Sumrall describes Hunter’s start in painting, as a worker on Louisiana’s Melrose Plantation:
“Her career started in 1939 when [French Quarter artist] Alberta Kinsey was at Melrose Plantation on an artists’ retreat. She noticed Clementine’s interest, so decided to leave her with brushes and paints, and apologized for not having any canvases to give her. Well that very night Clementine pulled the shade from her window, and painted a baptism scene.”
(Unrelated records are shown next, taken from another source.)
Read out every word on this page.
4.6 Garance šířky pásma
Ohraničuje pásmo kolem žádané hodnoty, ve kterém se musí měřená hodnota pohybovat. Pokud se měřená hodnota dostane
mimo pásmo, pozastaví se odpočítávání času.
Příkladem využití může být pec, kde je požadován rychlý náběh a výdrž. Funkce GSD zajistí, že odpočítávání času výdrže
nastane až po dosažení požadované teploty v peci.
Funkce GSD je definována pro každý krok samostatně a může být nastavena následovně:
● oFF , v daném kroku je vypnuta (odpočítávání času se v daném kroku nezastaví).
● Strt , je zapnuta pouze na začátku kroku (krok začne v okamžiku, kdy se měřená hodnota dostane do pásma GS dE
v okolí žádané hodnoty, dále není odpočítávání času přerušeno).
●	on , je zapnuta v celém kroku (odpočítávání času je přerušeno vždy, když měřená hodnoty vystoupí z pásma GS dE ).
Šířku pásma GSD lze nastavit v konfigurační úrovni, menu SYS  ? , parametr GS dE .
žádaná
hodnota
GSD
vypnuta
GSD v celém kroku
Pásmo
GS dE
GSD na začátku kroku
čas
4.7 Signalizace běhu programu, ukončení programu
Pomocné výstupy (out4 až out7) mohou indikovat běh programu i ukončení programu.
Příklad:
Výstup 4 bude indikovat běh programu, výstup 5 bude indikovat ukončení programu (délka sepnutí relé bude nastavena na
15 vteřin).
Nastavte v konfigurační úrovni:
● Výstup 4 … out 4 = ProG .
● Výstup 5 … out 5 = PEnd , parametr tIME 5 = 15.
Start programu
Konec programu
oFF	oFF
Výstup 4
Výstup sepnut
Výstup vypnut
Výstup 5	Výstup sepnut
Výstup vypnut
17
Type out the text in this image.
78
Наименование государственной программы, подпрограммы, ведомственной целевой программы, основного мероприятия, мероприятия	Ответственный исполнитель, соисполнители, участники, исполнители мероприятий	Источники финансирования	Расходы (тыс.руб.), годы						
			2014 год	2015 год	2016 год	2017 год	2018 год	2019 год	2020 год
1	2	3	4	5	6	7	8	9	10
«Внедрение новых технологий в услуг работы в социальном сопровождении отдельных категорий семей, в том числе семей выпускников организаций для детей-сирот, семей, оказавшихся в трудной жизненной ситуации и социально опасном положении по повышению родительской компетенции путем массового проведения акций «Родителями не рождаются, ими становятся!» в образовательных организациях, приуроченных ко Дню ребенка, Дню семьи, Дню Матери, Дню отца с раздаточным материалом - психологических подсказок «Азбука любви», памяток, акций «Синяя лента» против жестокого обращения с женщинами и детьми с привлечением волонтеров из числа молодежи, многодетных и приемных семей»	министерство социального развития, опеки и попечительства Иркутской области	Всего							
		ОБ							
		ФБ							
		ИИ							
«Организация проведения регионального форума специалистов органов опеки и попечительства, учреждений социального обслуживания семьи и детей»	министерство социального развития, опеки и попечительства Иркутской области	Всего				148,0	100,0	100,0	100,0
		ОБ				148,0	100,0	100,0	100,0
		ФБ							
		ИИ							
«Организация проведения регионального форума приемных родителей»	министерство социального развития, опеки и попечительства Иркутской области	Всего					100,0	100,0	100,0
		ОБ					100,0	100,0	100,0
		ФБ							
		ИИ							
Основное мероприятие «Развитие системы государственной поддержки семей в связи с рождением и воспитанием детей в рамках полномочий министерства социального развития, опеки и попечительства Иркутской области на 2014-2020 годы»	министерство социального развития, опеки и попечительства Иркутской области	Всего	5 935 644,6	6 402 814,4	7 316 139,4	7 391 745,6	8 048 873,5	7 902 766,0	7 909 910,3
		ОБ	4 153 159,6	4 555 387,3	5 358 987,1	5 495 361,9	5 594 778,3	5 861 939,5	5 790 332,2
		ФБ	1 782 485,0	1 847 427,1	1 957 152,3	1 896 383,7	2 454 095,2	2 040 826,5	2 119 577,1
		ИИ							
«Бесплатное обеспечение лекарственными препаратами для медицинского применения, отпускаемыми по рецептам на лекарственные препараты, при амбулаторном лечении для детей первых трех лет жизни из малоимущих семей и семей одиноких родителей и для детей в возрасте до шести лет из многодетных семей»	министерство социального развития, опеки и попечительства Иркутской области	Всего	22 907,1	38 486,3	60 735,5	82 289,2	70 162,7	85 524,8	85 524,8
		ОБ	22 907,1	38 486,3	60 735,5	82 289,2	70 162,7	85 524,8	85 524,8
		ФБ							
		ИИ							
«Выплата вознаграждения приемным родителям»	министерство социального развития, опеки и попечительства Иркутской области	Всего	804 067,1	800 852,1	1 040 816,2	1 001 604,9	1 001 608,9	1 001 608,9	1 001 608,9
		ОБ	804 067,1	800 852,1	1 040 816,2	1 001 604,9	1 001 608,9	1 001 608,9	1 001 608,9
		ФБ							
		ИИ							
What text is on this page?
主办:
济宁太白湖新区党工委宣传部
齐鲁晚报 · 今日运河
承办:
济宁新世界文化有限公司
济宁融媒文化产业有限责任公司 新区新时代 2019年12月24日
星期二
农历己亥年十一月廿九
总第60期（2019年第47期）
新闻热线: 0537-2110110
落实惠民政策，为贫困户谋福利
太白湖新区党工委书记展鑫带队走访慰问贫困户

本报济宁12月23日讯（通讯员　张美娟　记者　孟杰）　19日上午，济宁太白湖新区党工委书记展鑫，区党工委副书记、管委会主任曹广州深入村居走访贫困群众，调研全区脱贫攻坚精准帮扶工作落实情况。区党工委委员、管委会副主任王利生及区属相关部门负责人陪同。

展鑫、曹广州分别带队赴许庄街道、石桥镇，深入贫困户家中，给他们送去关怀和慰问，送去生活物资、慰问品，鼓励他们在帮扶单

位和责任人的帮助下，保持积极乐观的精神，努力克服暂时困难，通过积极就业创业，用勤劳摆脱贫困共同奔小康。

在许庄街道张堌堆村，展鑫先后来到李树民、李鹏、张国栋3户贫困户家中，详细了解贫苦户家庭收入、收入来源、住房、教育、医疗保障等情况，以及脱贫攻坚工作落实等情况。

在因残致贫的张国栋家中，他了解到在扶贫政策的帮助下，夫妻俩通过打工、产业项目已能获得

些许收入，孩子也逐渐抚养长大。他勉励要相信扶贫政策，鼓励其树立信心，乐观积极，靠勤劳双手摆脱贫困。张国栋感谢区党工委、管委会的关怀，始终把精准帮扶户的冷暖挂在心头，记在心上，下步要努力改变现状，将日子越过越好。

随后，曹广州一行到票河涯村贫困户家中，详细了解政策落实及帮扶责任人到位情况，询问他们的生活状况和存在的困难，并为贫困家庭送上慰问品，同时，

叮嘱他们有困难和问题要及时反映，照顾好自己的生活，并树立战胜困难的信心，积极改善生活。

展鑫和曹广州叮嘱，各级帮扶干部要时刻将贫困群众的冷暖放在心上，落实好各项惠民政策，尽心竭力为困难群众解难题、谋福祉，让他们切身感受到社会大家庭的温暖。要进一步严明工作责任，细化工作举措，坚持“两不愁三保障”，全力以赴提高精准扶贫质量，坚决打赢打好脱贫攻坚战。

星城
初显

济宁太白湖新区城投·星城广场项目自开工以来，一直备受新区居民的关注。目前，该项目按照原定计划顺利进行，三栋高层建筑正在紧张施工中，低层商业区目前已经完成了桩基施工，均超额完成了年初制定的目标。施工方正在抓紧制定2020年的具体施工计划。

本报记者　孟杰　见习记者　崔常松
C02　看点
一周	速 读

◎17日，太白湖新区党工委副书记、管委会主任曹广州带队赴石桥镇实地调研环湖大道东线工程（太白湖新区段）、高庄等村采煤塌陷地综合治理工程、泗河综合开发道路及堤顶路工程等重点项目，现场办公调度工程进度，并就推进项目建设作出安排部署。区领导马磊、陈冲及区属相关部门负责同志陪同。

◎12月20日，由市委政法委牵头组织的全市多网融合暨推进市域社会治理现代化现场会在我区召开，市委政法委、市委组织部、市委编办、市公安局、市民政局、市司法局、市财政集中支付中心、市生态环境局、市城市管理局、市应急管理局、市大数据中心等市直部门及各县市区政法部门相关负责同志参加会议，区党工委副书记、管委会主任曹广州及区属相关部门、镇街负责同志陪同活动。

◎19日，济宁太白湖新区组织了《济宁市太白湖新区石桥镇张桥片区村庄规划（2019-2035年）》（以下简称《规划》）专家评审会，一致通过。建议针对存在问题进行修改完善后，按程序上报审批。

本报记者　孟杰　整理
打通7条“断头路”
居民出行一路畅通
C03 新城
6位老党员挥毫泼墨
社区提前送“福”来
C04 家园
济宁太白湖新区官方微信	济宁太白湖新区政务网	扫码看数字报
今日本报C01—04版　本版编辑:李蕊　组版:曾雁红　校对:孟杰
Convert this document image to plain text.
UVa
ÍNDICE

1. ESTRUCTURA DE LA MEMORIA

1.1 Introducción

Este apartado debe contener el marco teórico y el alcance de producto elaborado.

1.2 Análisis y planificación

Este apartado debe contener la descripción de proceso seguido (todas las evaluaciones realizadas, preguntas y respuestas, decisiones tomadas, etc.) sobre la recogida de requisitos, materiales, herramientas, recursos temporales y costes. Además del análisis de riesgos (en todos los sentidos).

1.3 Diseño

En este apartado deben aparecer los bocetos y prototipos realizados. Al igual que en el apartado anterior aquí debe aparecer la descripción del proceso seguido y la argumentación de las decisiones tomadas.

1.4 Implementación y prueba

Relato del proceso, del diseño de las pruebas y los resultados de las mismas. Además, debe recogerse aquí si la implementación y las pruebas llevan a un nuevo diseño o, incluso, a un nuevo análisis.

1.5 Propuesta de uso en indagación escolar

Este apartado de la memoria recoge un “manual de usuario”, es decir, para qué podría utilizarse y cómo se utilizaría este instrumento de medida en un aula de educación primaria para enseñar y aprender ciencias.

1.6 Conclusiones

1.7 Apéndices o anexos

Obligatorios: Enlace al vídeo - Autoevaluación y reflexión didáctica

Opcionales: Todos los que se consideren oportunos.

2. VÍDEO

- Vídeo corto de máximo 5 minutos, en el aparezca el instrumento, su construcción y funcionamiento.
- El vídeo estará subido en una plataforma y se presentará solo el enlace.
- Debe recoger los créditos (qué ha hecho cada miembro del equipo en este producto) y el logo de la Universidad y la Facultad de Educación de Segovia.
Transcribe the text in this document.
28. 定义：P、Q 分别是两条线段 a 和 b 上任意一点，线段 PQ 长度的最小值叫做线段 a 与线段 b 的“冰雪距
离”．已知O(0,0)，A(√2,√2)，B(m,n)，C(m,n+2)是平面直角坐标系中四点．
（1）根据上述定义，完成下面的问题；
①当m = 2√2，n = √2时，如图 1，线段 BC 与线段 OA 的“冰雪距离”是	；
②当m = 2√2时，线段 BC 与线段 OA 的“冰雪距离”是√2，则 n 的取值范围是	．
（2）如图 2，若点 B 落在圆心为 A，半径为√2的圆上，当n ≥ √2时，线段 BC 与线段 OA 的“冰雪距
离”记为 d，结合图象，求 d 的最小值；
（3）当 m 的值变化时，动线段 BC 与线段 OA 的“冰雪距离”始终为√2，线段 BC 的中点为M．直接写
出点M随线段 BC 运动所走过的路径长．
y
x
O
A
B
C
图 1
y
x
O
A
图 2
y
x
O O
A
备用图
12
Her fame grew from there, to the point that she was well-known when Gasperi purchased the sketchbook from a Melrose plantation family around 1980. At one point President Jimmy Carter invited Hunter to the White House. Sumrall says he’s been told her response was, “Well President Carter knows here I live, so he can visit me.”
As for the paintings, oil on paper in a spiral-bound book, two are especially stunning to Sumrall:
“These were side by side in the sketchbook: a dancing couple and a woman sick in bed. You can tell she spent more time on these than she did on her later works.” There are more brushstrokes and detail, he says. With Woman Sick in Bed, “You actually see the desperation on the woman’s face.”
Sumrall also sums up Clementine Hunter’s place in the art world today:
“That this was a woman who was a domestic on a plantation, who picked cotton, and yet saw fame in her lifetime, makes her unique among self-taught artists. And that natural sense of composition and color that we see throughout her career places her firmly in the world of Southern art in general, not just self-taught art.”